XLNet dissected: one undergrad's readable PyTorch port
A stripped-down, single-file XLNet implementation that actually fits in your head — and your GPU.

What it does
This is a minimal PyTorch re-implementation of XLNet, the permutation-based language model that beat BERT on GLUE back in 2019. It runs pre-training on a single text file with batch size 1, exposing every hyperparameter from reuse_len to mask_beta as CLI flags. A Jupyter notebook version runs on Colab for the GPU-poor.
The interesting bit
The original Google/CMU XLNet repo is industrial-scale TensorFlow. This is essentially a pedagogical autopsy: one undergraduate re-built the core architecture — permutation language modeling, two-stream attention, Transformer-XL memory caching — in plain PyTorch you can step through in an afternoon. The README even walks through the paper’s key diagrams one by one, which is rarer than it should be.
Key highlights
- Single-file pre-training script (
main.py) with ~dozen exposed hyperparameters matching the paper - Uses Hugging Face’s BERT tokenizer as a stopgap (SentencePiece migration “soon” per README)

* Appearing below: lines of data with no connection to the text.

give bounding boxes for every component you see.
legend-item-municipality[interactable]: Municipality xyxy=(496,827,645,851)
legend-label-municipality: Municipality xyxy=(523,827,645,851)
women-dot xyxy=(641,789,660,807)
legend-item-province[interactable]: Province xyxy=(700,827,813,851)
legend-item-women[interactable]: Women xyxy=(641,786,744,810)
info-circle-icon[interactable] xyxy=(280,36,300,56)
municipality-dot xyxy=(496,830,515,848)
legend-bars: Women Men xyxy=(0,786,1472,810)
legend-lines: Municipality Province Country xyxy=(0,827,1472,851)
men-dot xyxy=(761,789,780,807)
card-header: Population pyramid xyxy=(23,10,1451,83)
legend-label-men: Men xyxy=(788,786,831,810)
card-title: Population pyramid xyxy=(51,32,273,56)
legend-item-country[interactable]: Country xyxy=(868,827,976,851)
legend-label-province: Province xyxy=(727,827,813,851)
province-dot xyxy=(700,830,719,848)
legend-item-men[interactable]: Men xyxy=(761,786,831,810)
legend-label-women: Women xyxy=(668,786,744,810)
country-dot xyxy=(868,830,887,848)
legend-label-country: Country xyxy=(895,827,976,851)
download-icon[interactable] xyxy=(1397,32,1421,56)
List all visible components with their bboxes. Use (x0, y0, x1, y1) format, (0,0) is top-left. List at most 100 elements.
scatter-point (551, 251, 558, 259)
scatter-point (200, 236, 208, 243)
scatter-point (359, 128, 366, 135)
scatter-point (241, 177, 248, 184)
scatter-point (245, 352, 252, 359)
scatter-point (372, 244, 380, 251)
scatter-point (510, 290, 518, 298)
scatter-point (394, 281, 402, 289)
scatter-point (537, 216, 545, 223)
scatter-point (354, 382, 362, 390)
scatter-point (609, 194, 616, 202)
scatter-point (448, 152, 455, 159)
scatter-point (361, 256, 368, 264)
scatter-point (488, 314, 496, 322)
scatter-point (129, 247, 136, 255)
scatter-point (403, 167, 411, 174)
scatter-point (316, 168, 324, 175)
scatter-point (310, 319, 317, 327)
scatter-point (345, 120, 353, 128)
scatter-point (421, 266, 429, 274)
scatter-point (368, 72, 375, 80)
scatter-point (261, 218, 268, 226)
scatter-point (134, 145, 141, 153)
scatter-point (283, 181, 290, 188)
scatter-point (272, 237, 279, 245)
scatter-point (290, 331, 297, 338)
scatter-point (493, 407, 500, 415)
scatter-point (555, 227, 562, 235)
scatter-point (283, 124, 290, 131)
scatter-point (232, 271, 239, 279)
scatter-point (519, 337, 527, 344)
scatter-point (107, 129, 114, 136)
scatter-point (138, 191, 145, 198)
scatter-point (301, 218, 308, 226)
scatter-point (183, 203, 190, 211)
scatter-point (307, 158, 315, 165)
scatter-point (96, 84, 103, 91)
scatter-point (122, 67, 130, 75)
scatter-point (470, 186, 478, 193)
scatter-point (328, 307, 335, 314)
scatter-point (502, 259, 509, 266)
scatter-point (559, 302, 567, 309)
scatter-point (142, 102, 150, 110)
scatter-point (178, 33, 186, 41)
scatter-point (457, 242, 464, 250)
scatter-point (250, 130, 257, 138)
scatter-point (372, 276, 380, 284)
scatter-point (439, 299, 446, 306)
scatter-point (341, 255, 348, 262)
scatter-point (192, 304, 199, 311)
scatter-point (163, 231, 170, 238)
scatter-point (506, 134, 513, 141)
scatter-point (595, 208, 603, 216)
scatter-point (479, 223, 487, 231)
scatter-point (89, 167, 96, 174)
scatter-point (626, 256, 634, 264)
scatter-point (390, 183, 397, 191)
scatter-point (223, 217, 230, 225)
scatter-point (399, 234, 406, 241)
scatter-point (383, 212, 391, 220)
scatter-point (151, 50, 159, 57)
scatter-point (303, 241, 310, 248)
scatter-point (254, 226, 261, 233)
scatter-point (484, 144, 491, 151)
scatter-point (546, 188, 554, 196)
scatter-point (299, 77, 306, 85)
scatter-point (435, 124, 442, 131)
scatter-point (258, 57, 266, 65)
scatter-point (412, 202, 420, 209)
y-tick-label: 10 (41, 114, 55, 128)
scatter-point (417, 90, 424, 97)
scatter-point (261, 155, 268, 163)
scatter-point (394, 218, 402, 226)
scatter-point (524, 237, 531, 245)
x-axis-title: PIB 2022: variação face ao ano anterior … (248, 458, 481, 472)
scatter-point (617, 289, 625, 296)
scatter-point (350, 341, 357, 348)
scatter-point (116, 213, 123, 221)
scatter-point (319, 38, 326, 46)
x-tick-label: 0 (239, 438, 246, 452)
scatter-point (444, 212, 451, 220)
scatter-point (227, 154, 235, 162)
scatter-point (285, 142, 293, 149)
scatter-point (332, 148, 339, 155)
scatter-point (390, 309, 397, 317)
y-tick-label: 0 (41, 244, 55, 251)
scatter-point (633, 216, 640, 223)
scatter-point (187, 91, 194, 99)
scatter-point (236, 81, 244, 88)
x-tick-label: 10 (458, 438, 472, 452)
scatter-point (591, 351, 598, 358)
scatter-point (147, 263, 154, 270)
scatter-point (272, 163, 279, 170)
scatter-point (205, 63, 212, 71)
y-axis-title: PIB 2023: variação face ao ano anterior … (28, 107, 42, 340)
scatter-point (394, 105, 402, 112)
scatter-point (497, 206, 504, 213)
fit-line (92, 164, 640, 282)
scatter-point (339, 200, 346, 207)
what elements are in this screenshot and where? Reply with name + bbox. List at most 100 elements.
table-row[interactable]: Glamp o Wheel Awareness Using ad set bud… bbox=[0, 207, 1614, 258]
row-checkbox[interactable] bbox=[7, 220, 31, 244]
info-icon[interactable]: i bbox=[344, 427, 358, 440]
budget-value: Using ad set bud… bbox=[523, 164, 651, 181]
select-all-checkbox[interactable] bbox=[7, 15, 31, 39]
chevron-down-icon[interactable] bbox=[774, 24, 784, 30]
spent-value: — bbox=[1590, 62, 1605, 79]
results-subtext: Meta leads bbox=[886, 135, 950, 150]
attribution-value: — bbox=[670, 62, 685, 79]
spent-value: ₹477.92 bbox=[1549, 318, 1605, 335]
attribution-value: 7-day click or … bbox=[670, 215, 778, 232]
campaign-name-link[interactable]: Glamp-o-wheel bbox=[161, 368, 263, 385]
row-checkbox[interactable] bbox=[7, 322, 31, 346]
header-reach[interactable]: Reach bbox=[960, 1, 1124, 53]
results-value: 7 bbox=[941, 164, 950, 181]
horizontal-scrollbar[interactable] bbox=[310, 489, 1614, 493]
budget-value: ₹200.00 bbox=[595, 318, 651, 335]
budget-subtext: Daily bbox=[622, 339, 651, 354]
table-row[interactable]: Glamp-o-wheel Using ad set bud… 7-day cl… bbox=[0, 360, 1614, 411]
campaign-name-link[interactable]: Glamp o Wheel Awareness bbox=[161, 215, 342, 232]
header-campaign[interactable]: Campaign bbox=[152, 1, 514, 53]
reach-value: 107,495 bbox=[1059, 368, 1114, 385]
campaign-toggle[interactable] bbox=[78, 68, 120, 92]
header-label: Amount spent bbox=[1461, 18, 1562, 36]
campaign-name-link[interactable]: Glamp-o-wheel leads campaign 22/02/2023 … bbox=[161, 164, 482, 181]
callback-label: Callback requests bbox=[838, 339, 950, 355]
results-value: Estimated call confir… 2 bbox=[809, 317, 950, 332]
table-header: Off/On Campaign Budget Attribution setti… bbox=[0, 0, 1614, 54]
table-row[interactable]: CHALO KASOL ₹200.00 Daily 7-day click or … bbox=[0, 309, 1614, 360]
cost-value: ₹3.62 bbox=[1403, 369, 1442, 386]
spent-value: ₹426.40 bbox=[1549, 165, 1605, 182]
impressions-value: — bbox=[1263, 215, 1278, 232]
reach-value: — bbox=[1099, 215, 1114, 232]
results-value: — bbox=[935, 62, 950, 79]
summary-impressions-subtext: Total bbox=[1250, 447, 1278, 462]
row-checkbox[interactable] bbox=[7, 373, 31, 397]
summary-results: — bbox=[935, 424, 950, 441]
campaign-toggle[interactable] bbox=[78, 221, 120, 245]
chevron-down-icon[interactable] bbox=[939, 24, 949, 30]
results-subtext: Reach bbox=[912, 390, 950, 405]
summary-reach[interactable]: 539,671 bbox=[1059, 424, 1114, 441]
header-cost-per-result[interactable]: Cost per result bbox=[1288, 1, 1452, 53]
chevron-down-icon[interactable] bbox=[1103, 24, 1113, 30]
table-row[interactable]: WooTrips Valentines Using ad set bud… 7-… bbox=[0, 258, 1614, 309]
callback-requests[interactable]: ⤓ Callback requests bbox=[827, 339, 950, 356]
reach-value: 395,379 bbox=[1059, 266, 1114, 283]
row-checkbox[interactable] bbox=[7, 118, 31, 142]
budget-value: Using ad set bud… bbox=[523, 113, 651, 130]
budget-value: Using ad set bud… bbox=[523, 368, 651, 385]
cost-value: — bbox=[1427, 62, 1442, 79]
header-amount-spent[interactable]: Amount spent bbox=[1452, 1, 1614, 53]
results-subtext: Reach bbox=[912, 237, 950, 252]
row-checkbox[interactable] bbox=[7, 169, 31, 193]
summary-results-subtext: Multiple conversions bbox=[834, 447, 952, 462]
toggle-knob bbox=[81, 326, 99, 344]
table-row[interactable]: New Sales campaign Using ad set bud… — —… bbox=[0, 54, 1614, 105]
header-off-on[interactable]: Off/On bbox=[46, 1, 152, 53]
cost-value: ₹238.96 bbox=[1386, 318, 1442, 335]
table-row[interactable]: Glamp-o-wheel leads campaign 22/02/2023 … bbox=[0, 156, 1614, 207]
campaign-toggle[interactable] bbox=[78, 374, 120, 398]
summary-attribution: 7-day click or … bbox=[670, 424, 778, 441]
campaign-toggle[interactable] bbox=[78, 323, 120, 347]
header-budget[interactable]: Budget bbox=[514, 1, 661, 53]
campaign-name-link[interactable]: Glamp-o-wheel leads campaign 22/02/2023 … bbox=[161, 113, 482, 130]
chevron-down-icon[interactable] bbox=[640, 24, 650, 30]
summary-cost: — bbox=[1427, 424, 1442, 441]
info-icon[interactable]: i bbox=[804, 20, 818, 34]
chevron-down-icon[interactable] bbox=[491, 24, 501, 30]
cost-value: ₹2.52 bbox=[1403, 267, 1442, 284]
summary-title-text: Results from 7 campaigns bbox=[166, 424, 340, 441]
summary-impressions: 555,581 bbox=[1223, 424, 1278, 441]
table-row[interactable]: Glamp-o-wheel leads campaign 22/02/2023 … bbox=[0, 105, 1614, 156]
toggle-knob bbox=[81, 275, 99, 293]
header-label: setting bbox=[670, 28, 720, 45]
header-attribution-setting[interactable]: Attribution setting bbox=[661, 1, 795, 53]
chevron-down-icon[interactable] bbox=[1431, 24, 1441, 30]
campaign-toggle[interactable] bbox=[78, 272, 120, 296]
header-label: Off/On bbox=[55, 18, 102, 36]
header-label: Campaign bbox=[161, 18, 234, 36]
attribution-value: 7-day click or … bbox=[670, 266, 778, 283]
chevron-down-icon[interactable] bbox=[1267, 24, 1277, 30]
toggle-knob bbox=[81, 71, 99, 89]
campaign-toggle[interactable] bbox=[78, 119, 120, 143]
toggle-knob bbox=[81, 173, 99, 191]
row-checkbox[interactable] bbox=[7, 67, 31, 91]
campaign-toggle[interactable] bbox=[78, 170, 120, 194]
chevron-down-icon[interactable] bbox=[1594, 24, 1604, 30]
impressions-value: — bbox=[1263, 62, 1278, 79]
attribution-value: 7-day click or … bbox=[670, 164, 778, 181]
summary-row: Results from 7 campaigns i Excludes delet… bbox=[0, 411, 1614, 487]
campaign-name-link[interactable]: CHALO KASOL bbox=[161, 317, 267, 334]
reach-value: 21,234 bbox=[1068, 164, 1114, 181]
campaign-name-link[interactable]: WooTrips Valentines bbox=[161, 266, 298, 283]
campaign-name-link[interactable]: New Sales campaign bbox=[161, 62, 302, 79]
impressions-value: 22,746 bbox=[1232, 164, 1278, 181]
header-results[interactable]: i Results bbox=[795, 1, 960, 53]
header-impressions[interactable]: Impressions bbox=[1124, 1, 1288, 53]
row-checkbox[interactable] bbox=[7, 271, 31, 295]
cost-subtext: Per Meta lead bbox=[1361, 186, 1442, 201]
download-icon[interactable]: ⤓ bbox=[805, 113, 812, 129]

- Includes paper’s hyperparameter table and GLUE benchmark comparison vs. BERT
- Colab notebook for zero-install experimentation
- Apache 2.0, same as upstream
Caveats
- “Simple” here means readable, not fast: batch size 1, no distributed training, no fine-tuning scripts visible
- Tokenizer is still BERT’s WordPiece, not XLNet’s original SentencePiece
- No training logs, checkpoints, or reproducibility notes provided
Verdict
Grab this if you’re trying to understand why XLNet’s permutation trick works and don’t want to fight a 10K-line TF codebase. Skip it if you need production pre-training or fine-tuning pipelines — this is a teaching skeleton, not a workhorse.